The two montai are blatantly something more than human, especially for anyone who watches for long enough to notice them clearing things out of the way of the oxen and wagon.

The woman still doesn't remember the name of looks soft, an easy target...except for the shrewdness in her eyes as she examines the street. The expression is doubtless recognizable to any who have pissed off his father or one of the other relatives who take after Jarvis, who conquered the city mere decades back.

Yale is similar but discreet enough that she probably looks as oblivious as William to any watchers, and she's more obviously weak. The soft woman is large enough that there could be muscle or magic or something hidden in the padding.

Aidan himself is ambiguously dangerous—possibly civilian, possibly not—and he prefers it that way. All the better to feed others' assumptions.

And, and since they travel through the night, the main light comes from the many fires and the weak moon, they're not recognizable, either. They're odd, and they stand out for that—oxen? in Saf? and calmly moving with a covered cart rather than fleeing with whatever they can carry?—but that itself increases the wariness of observers...

And, no doubt, is also the cause of the ridiculous toll that greets them as they near the southern gate that William identified as the easiest to pass through.

'Ridiculous', Aidan makes himself think of it, because he'd otherwise be infuriated by the demand for the gang to have turns with each of the women—and by the fact that even the speaker's associates are annoyed, not appalled, by that opening to negotiations, as if it's nothing more than a joke in poor taste.

Yale motions to approach the pockmarked speaker for the lot of mostly dwarven gang members, and Brineli grips her shoulder, holding her back, as her son hops over the oxen.

"Or," Dakadza says sharply, "you could let us through, and nobody will invite you to taste your entrails."

William and Aidan exchange a sharp glance at the threat, and there's a frown from the relative he really needs to get the name of.

"Not that anyone will invite you to that anyway," the relative cuts in, voice sour. "No more than you were serious about what the Ground Stones are charging for the gate. You're not going to be able to hold this long."

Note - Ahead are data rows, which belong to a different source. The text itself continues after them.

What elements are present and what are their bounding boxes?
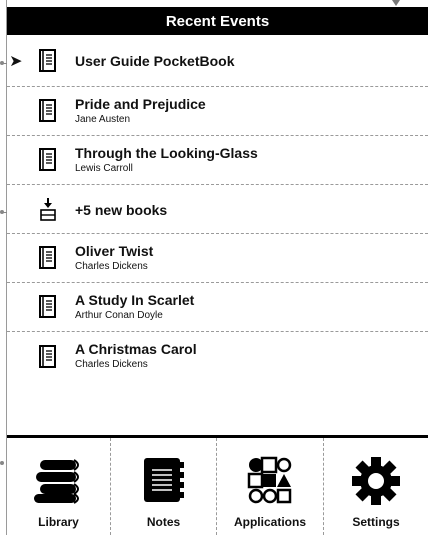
book-icon — [39, 246, 56, 269]
settings-gear-icon — [352, 457, 400, 505]
applications-icon — [247, 456, 292, 504]
current-item-arrow-icon: ➤ — [10, 52, 22, 68]
list-item[interactable]: A Study In Scarlet Arthur Conan Doyle — [7, 283, 428, 332]
item-title: +5 new books — [75, 202, 168, 218]
nav-notes-button[interactable]: Notes — [111, 438, 217, 535]
item-author: Arthur Conan Doyle — [75, 310, 163, 321]
item-title: Oliver Twist — [75, 243, 154, 259]
item-title: A Study In Scarlet — [75, 292, 195, 308]
book-icon — [39, 295, 56, 318]
item-author: Lewis Carroll — [75, 163, 133, 174]
nav-library-button[interactable]: Library — [7, 438, 111, 535]
list-item[interactable]: Pride and Prejudice Jane Austen — [7, 87, 428, 136]
nav-applications-button[interactable]: Applications — [217, 438, 324, 535]
item-title: Pride and Prejudice — [75, 96, 206, 112]
header-title: Recent Events — [165, 12, 270, 30]
list-item[interactable]: A Christmas Carol Charles Dickens — [7, 332, 428, 381]
nav-settings-label: Settings — [352, 515, 400, 529]
list-item[interactable]: Through the Looking-Glass Lewis Carroll — [7, 136, 428, 185]
book-icon — [39, 148, 56, 171]
download-icon — [40, 198, 56, 221]
book-icon — [39, 344, 56, 368]
item-title: A Christmas Carol — [75, 341, 197, 357]
callout-pointer-top — [392, 0, 400, 6]
book-icon — [39, 99, 56, 122]
callout-dot — [0, 461, 4, 465]
item-author: Charles Dickens — [75, 359, 148, 370]
notes-icon — [143, 458, 184, 502]
item-title: User Guide PocketBook — [75, 53, 235, 69]
nav-settings-button[interactable]: Settings — [324, 438, 428, 535]
list-item-new-books[interactable]: +5 new books — [7, 185, 428, 234]
nav-notes-label: Notes — [146, 515, 181, 529]
recent-events-list: ➤ User Guide PocketBook Pride and Prejud… — [7, 35, 428, 381]
page-title: Recent Events — [7, 7, 428, 35]
item-title: Through the Looking-Glass — [75, 145, 258, 161]
nav-applications-label: Applications — [233, 515, 306, 529]
bottom-nav: Library Notes Applications Settings — [7, 435, 428, 535]
list-item[interactable]: Oliver Twist Charles Dickens — [7, 234, 428, 283]
book-icon — [39, 48, 56, 72]
list-item-current[interactable]: ➤ User Guide PocketBook — [7, 35, 428, 87]
nav-library-label: Library — [38, 515, 79, 529]
library-icon — [33, 459, 79, 504]
device-screen: Recent Events ➤ User Guide PocketBook Pr… — [7, 7, 428, 535]
item-author: Charles Dickens — [75, 261, 148, 272]
item-author: Jane Austen — [75, 114, 131, 125]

The squints at her are almost reassuring, saying that Aidan isn't the only one who doesn't know who she is—but they're almost uniformly followed by widened eyes, by pallor, so...

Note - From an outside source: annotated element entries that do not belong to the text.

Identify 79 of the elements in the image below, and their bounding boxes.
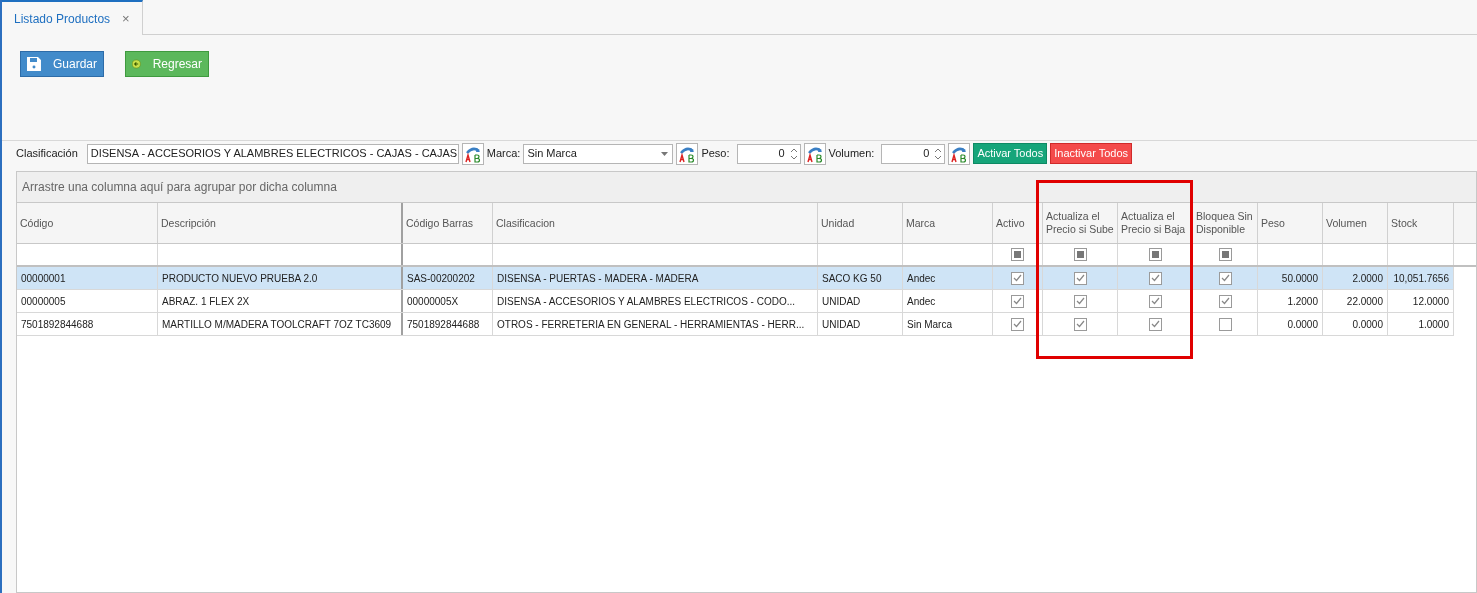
table-cell-text: PRODUCTO NUEVO PRUEBA 2.0 (162, 271, 318, 286)
table-cell-text: 22.0000 (1346, 294, 1383, 309)
spin-arrows-icon (935, 147, 942, 160)
table-cell-text: 1.2000 (1287, 294, 1318, 309)
sort-ab-button[interactable] (676, 142, 699, 165)
checkbox[interactable] (1073, 317, 1087, 331)
table-cell-text: 50.0000 (1281, 271, 1318, 286)
checkbox[interactable] (1011, 294, 1024, 308)
table-cell-text: 7501892844688 (21, 317, 94, 332)
table-cell-text: OTROS - FERRETERIA EN GENERAL - HERRAMIENTAS - HERR... (497, 317, 805, 332)
table-cell-text: Andec (907, 294, 936, 309)
table-cell-text: 0.0000 (1352, 317, 1383, 332)
dropdown-field[interactable]: DISENSA - ACCESORIOS Y ALAMBRES ELECTRICOS - CAJAS - CAJAS (86, 143, 459, 164)
column-header[interactable]: Actualiza el Precio si Baja (1121, 210, 1189, 236)
table-cell-text: MARTILLO M/MADERA TOOLCRAFT 7OZ TC3609 (162, 317, 392, 332)
column-header[interactable]: Volumen (1326, 216, 1367, 230)
spin-field[interactable]: 0 (736, 143, 801, 164)
sort-ab-button[interactable] (461, 142, 484, 165)
field-label: Clasificación (16, 146, 78, 162)
filter-checkbox[interactable] (1011, 248, 1024, 261)
column-header[interactable]: Descripción (161, 216, 216, 230)
tab[interactable]: Listado Productos × (2, 0, 143, 35)
field-label: Marca: (486, 146, 521, 162)
table-cell-text: ABRAZ. 1 FLEX 2X (162, 294, 250, 309)
table-cell-text: 0.0000 (1287, 317, 1318, 332)
table-cell-text: 2.0000 (1352, 271, 1383, 286)
table-cell-text: DISENSA - ACCESORIOS Y ALAMBRES ELECTRICOS - CODO... (497, 294, 796, 309)
column-header[interactable]: Stock (1391, 216, 1418, 230)
table-cell-text: 1.0000 (1418, 317, 1449, 332)
table-cell-text: UNIDAD (822, 317, 861, 332)
spin-field[interactable]: 0 (881, 143, 946, 164)
checkbox[interactable] (1011, 317, 1024, 331)
table-row[interactable]: 7501892844688 MARTILLO M/MADERA TOOLCRAFT 7OZ TC3609 7501892844688 OTROS - FERRETERIA EN GENERAL - HERRAMIENTAS - HERR... UNIDAD Sin Marca 0.0000 0.0000 1.0000 (17, 313, 1454, 336)
checkbox[interactable] (1148, 317, 1162, 331)
caret-icon (661, 151, 669, 156)
field-label: Peso: (701, 146, 730, 162)
column-header[interactable]: Actualiza el Precio si Sube (1046, 210, 1114, 236)
filter-checkbox[interactable] (1148, 248, 1162, 261)
table-cell-text: Sin Marca (907, 317, 952, 332)
table-row[interactable]: 00000005 ABRAZ. 1 FLEX 2X 00000005X DISENSA - ACCESORIOS Y ALAMBRES ELECTRICOS - CODO... UNIDAD Andec 1.2000 22.0000 12.0000 (17, 290, 1454, 313)
dropdown-field[interactable]: Sin Marca (523, 143, 674, 164)
column-header[interactable]: Código Barras (406, 216, 474, 230)
spin-arrows-icon (790, 147, 797, 160)
checkbox[interactable] (1218, 271, 1232, 285)
table-cell-text: UNIDAD (822, 294, 861, 309)
filter-checkbox[interactable] (1073, 248, 1087, 261)
checkbox[interactable] (1073, 271, 1087, 285)
column-header[interactable]: Peso (1261, 216, 1285, 230)
table-cell-text: 12.0000 (1412, 294, 1449, 309)
save-button[interactable]: Guardar (20, 51, 104, 77)
table-cell-text: 00000005X (407, 294, 459, 309)
sort-ab-button[interactable] (948, 142, 971, 165)
table-cell-text: 00000001 (21, 271, 66, 286)
close-icon[interactable]: × (122, 8, 130, 29)
table-cell-text: SACO KG 50 (822, 271, 882, 286)
column-header[interactable]: Marca (906, 216, 936, 230)
filter-checkbox[interactable] (1218, 248, 1232, 261)
checkbox[interactable] (1073, 294, 1087, 308)
table-row[interactable]: 00000001 PRODUCTO NUEVO PRUEBA 2.0 SAS-00200202 DISENSA - PUERTAS - MADERA - MADERA SACO KG 50 Andec 50.0000 2.0000 10,051.7656 (17, 267, 1454, 290)
checkbox[interactable] (1148, 294, 1162, 308)
deactivate-all-button[interactable]: Inactivar Todos (1050, 143, 1132, 164)
group-panel: Arrastre una columna aquí para agrupar por dicha columna (17, 172, 1476, 203)
checkbox[interactable] (1218, 317, 1232, 331)
column-header[interactable]: Clasificacion (496, 216, 555, 230)
table-cell-text: 10,051.7656 (1393, 271, 1449, 286)
checkbox[interactable] (1148, 271, 1162, 285)
table-cell-text: Andec (907, 271, 936, 286)
sort-ab-button[interactable] (803, 142, 826, 165)
table-cell-text: 7501892844688 (407, 317, 480, 332)
column-header[interactable]: Unidad (821, 216, 855, 230)
table-cell-text: 00000005 (21, 294, 66, 309)
field-label: Volumen: (828, 146, 875, 162)
column-header[interactable]: Bloquea Sin Disponible (1196, 210, 1254, 236)
checkbox[interactable] (1011, 271, 1024, 285)
table-cell-text: SAS-00200202 (407, 271, 475, 286)
checkbox[interactable] (1218, 294, 1232, 308)
column-header[interactable]: Activo (996, 216, 1025, 230)
table-cell-text: DISENSA - PUERTAS - MADERA - MADERA (497, 271, 699, 286)
column-header[interactable]: Código (20, 216, 54, 230)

The pair of dwarves manning what looks like a wheeled trebuchet (how is that supposed to be helpful, here?) chatter to each other in what's probably their own language.

"A ren for each head!" one voice prompts, the higher pitch suggesting it's a she-dwarf before Aidan notices the braided ear-hair.

"Half a silver," the relative counteroffers. "Or we can wait for someone to take this gate from you, and you won't get anything at all."

The haggling continues from there, readily enough that Aidan wonders why he didn't think to bring funds with him for this sort of thing.

They reach a price—nine silvers for the lot of them—and the relative pays.

"Back in the cart, boy," she tells Dakadza, climbing onto the bench for guiding the oxen. The she-dwarf who takes her money joins her there, for long enough that they pass through, then runs back to join the gang.

Once through, they have to deal with the myriad refugees who aren't happy about a cart on the precious road south, but...they're a cart. Pedestrians will just have to get out of their way.